Dependency on subpopulation (label × domain) definition: The method requires domain/environment info to calculate mean differences; although EIIL can infer environments, the performance when environment inference is inaccurate requires more validation.
Stability of embedding mean estimation: When a minority group has very few or no samples, the estimation variance of \(\mu_{(y,d)}\) is high. While experiments show a lead in missing-group scenarios, the robustness of mean differentiation under few-shot conditions is a potential risk.
Hyperparameter sensitivity: The choice of \(\lambda_{spur}/\lambda_{core}\) impacts results; whether a self-adaptive scheme exists or if they need re-tuning across datasets remains to be explored.

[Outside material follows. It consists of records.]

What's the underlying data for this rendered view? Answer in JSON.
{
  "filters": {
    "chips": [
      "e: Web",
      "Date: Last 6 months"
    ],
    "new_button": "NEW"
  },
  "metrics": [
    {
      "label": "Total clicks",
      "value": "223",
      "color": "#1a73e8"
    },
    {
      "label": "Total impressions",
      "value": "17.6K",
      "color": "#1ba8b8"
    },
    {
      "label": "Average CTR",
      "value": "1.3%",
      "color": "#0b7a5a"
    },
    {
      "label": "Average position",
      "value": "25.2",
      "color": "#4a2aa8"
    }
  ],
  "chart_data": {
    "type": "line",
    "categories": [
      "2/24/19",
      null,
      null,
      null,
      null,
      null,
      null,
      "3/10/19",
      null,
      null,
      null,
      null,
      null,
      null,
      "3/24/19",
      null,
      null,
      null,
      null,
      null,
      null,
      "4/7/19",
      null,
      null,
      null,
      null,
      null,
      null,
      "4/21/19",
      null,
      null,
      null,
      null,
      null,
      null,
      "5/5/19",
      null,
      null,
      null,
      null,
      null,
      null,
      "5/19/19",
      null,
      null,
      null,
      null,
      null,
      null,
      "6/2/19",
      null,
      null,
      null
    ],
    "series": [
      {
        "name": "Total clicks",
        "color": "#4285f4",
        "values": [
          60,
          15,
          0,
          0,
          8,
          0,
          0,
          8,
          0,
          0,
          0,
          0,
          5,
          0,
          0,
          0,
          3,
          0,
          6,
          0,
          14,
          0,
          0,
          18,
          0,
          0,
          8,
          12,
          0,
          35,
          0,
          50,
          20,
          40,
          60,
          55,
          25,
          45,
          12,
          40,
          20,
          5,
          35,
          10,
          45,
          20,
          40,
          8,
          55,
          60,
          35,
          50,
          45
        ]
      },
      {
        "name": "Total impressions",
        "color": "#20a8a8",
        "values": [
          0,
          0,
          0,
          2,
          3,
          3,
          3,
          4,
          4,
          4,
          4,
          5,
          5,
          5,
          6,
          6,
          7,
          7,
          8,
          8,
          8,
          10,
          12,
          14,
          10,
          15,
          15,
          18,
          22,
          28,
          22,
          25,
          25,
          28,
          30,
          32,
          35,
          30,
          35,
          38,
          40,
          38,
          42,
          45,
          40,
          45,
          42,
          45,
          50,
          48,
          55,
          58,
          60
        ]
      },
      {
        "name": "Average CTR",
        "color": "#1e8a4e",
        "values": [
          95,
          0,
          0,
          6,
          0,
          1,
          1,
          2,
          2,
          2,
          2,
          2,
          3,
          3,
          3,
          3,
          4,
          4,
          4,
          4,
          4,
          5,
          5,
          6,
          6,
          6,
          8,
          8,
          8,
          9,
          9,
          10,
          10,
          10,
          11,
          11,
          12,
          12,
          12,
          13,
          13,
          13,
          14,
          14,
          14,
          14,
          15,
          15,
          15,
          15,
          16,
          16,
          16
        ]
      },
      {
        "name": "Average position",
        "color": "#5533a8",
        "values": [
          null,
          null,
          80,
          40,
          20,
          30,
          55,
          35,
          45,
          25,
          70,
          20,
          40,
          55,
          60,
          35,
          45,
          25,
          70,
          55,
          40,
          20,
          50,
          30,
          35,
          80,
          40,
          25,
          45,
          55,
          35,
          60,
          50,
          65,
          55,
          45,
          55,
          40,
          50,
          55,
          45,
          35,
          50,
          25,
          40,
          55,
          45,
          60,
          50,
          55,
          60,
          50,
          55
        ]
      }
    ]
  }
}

vs GroupDRO: GroupDRO indirectly improves the worst group by dynamically upweighting high-loss groups; SCER directly regularizes spurious/core alignment in embedding space. SCER uses GroupDRO's loss as a backbone but significantly outperforms it in extreme missing-group scenarios (59.6 vs 44.1).

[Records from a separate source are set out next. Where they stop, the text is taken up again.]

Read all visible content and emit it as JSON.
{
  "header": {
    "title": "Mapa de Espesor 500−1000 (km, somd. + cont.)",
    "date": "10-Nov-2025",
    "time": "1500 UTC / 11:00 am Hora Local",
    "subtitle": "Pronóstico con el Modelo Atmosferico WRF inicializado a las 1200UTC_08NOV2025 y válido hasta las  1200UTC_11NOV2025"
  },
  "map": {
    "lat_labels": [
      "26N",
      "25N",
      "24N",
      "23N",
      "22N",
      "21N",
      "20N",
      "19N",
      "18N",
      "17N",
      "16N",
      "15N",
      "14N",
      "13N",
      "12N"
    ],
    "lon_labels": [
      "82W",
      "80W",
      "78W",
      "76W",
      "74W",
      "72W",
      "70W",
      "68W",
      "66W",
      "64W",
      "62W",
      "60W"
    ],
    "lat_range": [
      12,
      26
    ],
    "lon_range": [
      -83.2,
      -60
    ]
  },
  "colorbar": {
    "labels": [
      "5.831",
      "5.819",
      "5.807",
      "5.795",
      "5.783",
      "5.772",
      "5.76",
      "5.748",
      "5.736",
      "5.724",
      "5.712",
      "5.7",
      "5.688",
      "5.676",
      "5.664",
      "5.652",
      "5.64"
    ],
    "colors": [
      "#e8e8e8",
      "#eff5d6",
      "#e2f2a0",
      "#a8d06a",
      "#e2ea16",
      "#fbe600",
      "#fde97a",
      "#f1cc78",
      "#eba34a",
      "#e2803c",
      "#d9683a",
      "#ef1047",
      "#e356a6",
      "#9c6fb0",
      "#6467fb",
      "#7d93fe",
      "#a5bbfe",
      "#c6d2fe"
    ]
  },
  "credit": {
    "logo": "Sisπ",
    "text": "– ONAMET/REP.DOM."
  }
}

vs LISA / PDE (Data Augmentation / Progressive Expansion): These rely on interpolation or expanding seen samples to improve robustness, meaning they can only leverage seen domains. They fail when groups are entirely missing from training, whereas SCER constrains the representation directly.
vs ElRep: ElRep penalizes norms on the last representation layer—an embedding-level method but lacking the theoretical link to worst-group error. SCER provides an explicit error decomposition and theoretical meaning for its regularization, proving more stable on MetaShift / ColorMNIST (where ElRep drops to 46.5).

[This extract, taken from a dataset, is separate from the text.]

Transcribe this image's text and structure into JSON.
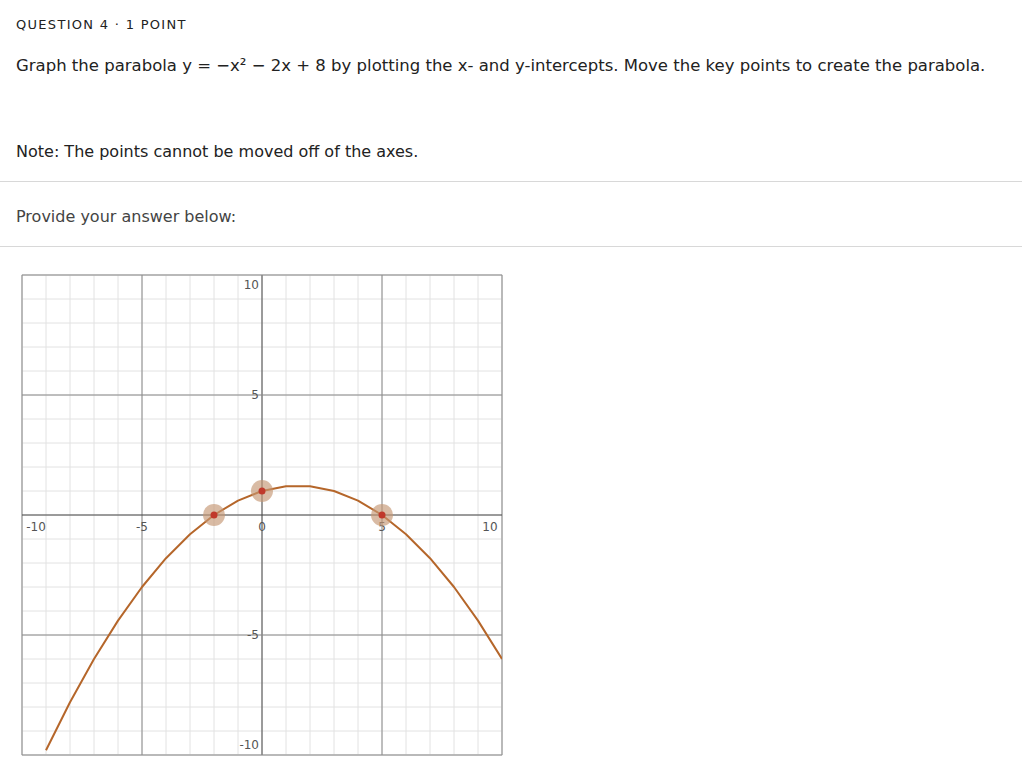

vs IRM / Domain Invariance: IRM learns cross-environment invariant features but suffers from optimization difficulties. SCER uses embedding mean geometry to directly locate spurious directions, which is more direct and shows gains when replacing IRM in the EIIL framework (72.6 vs 68.2).

Rating¶

Novelty: ⭐⭐⭐⭐⭐ Decouples worst-group error into spurious/core alignment with loss directly derived from theory.
Experimental Thoroughness: ⭐⭐⭐⭐ Six benchmarks + pressure tests (extreme bias/missing groups/no labels) + t-SNE; comprehensive coverage, though the gap between theory and practice could be deeper.
Writing Quality: ⭐⭐⭐⭐ Clear mapping between theory and method; good integration of figures and text.
Value: ⭐⭐⭐⭐⭐ Provides a reusable theoretical framework and plug-and-play regularization for embedding-level anti-spurious correlation.